InterXion Holding N.V. Announces Pricing of Offering of Ordinary Shares

27 June 2019

Amsterdam, The Netherlands — June 26, 2019 - InterXion Holding N.V. (“InterXion”, “we, “us”, or the “Company”) (NYSE: INXN) today announced that it priced its previously announced public offering of 4,000,000 ordinary shares at a public offering price of $72.75 per share.  In addition, the Company granted the underwriters a 30-day option to purchase up to an additional 600,000 ordinary shares at the public offering price, less the underwriting discounts and commissions.  The gross proceeds of this offering, before deducting the underwriting discounts and commissions and offering expenses, are expected to be $291 million.  The offering is expected to close on or about July 1, 2019, subject to customary closing conditions.

The Company intends to use the net proceeds from this offering for general corporate purposes, including funding for land bank development and its currently planned and future data center capacity expansion projects, working capital needs and the repayment of short-term indebtedness.

Citigroup, Barclays, BofA Merrill Lynch and Guggenheim Securities are serving as joint book-running managers and ABN AMRO is serving as co-manager for the proposed offering. 

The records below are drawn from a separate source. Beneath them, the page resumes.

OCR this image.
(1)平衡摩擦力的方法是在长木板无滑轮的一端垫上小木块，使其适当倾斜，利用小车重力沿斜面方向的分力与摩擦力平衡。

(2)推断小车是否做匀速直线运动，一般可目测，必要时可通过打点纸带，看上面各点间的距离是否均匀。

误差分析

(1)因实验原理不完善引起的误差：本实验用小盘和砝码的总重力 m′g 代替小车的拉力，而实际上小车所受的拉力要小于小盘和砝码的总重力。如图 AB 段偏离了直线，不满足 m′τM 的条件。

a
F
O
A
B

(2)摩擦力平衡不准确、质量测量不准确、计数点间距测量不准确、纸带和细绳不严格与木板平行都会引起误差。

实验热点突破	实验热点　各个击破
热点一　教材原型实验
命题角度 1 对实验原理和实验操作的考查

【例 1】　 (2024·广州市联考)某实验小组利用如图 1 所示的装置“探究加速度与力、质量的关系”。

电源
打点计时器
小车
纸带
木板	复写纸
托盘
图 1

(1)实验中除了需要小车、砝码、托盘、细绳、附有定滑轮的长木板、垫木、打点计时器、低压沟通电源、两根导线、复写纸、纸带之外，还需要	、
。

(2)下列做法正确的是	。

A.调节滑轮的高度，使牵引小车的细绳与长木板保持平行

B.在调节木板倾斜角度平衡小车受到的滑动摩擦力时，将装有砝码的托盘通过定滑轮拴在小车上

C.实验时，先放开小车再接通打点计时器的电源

The offering is being made pursuant to the Company’s shelf registration statement on Form F-3 filed with the U.S. Securities and Exchange Commission (the “SEC”) on June 25, 2019 (the “Registration Statement”).  The ordinary shares are being offered only by means of a prospectus and an accompanying prospectus supplement forming a part of the effective Registration Statement. Prospective investors should read the prospectus included in the Registration Statement, the final prospectus supplement and other documents that the Company has filed with the SEC for more complete information about the Company and the offering. The Registration Statement, the final prospectus supplement and the documents incorporated by reference therein are available on the SEC’s website at:

When available, copies of the final prospectus supplement and the accompanying prospectus may be obtained from Citigroup Global Markets Inc., c/o Broadridge Financial Solutions, 1155 Long Island Avenue, Edgewood, NY 11717, toll-free: (800) 831-9146; or Barclays Capital Inc., c/o Broadridge Financial Solutions, 1155, Long Island Avenue, Edgewood, NY 11717, by calling (888) 603-5847 or by emailing; or BofA Merrill Lynch, Attn: Prospectus Department, NC1-004-03-43, 200 North College Street, 3rd Floor, Charlotte, NC 28255-0001 or via email at:

This news release shall not constitute an offer to sell or the solicitation of an offer to buy these securities, nor shall there be any sale of these securities in any state or jurisdiction in which such offer, solicitation or sale would be unlawful prior to registration or qualification under the securities laws of any such state.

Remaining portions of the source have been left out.